UserProfile profile = new UserProfile(); //To deserialize the response stream (JSON)
string tenantId = ClaimsPrincipal.Current.FindFirst(TenantIdClaimType).Value;
AuthenticationResult result = null;
try
{
// Get the access token from the cache
string userObjectID =
ClaimsPrincipal.Current.FindFirst("http://schemas.microsoft.com/identity/claims/objectidentifier")
.Value;
AuthenticationContext authContext = new AuthenticationContext(Startup.Authority, new NaiveSessionCache(userObjectID));
//use ClientID, ClientSecret
ClientCredential credential = new ClientCredential("b557ceed-xxxx-xxxx-xxxx-xxxxxxxbc240", "AXFxx//xxxxxxxxxxxxxjVFz4sqYm8NDAPEOLkU=");
result = authContext.AcquireTokenSilent("https://graph.windows.net", credential,
new UserIdentifier(userObjectID, UserIdentifierType.UniqueId));
// AcquireTokenSilent may throw exception if the cache is empty. In that case, logout the user and make him login.

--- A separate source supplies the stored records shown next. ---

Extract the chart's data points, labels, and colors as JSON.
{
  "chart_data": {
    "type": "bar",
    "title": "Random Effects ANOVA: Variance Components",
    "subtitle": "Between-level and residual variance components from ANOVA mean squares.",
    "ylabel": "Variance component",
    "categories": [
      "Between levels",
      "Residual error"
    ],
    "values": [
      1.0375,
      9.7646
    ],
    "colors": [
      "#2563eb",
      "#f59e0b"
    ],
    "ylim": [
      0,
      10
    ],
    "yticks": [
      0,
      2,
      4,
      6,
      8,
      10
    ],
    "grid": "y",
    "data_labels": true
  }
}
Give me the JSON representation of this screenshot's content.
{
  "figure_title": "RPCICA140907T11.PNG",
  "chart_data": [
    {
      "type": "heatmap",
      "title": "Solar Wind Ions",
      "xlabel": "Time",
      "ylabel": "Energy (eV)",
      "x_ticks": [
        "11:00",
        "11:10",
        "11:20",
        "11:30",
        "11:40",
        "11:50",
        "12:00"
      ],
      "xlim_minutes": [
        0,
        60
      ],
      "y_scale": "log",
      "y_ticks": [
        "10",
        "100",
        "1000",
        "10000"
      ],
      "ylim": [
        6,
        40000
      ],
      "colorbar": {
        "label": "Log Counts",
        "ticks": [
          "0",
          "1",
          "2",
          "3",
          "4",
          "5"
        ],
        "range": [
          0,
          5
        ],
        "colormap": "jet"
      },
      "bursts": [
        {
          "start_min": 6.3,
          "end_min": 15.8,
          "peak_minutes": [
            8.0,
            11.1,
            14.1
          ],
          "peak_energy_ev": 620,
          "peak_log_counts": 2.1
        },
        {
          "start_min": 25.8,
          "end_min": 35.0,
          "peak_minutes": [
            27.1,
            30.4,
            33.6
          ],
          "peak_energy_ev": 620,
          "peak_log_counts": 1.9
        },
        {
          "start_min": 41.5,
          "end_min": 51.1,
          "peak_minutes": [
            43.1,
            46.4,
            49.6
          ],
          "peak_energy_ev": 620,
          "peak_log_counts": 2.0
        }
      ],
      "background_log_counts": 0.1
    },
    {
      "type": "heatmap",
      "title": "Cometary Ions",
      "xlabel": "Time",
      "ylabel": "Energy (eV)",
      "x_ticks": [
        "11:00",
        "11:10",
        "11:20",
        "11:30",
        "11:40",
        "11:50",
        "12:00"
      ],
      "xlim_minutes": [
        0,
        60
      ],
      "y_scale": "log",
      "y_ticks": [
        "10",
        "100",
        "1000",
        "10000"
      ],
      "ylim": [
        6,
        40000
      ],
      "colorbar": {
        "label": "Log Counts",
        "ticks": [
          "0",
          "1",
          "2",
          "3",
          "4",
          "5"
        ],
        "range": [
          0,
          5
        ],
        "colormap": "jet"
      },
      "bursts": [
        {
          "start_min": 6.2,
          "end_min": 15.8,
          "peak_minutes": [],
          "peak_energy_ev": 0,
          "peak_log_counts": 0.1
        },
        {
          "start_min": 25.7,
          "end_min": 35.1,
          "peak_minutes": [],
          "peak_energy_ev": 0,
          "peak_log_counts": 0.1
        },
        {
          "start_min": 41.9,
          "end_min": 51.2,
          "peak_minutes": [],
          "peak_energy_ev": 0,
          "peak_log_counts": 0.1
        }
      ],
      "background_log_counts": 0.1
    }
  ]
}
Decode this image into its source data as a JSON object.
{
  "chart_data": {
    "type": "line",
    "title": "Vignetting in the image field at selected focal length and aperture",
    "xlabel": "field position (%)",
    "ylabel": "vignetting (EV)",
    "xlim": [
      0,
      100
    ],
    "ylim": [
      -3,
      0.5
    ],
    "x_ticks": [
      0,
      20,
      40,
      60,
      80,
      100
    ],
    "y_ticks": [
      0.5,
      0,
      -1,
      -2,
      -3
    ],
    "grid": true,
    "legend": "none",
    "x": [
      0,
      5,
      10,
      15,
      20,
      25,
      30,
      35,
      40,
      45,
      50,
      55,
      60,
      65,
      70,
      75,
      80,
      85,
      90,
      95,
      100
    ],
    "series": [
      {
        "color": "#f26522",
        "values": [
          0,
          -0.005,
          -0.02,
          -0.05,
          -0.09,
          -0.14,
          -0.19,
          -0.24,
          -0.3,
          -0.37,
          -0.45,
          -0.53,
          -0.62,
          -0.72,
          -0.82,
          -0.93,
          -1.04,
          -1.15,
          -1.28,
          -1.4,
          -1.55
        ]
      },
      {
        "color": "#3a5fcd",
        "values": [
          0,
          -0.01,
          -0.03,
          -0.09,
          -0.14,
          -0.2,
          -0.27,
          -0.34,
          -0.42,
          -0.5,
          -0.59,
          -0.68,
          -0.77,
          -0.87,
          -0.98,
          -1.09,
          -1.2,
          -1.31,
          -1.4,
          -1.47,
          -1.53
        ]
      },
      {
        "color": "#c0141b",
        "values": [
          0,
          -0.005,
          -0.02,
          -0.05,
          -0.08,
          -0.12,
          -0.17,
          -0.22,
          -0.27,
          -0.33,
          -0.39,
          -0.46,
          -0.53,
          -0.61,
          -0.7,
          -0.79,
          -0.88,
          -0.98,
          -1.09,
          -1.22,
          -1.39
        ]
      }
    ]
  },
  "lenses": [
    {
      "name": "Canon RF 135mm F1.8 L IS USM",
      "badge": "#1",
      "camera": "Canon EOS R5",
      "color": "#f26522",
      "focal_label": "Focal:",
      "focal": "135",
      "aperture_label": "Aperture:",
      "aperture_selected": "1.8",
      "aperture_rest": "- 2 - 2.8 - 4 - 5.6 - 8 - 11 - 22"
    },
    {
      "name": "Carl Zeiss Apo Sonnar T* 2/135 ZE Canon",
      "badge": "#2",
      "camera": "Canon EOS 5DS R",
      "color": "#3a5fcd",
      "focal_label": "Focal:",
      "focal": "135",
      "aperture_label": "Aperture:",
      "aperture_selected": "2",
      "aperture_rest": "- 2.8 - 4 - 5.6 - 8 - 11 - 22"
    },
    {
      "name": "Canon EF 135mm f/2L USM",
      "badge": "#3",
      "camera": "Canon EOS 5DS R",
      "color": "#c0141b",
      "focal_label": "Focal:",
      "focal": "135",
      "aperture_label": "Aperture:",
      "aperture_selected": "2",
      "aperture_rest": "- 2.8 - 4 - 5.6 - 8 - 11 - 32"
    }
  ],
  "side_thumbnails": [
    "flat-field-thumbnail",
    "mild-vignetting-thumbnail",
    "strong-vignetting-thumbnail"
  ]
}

string requestUrl = String.Format(
CultureInfo.InvariantCulture,
"https://graph.windows.net/cdmsdev.onmicrosoft.com/groups/b40xxxx-14a8-xxxx-9559-xxxxxxca90c8/members/?api-version=1.6");
//Above grap API url is for getting list of users who belong to a specific group (with GUID b40xxxx-1....)
HttpClient client = new HttpClient();
HttpRequestMessage request = new HttpRequestMessage(HttpMethod.Get, requestUrl);
request.Headers.Authorization = new AuthenticationHeaderValue("Bearer", result.AccessToken);
HttpResponseMessage response = client.SendAsync(request).Result;
if (response.IsSuccessStatusCode)
{
var upn = ClaimsPrincipal.Current.Identity.Name;
string responseString = response.Content.ReadAsStringAsync().Result;
profile = JsonConvert.DeserializeObject<UserProfile>(responseString);
if (profile.Users.Contains(upn)) //check if the current user is in the list of users of the Admin group
return true;
}
}
catch (Exception e)
{
//handle authorization exception here
}
The graph API URL can be replaced with a function to check for membership of a specific group which will directly return a bool value instead of getting all users of that group.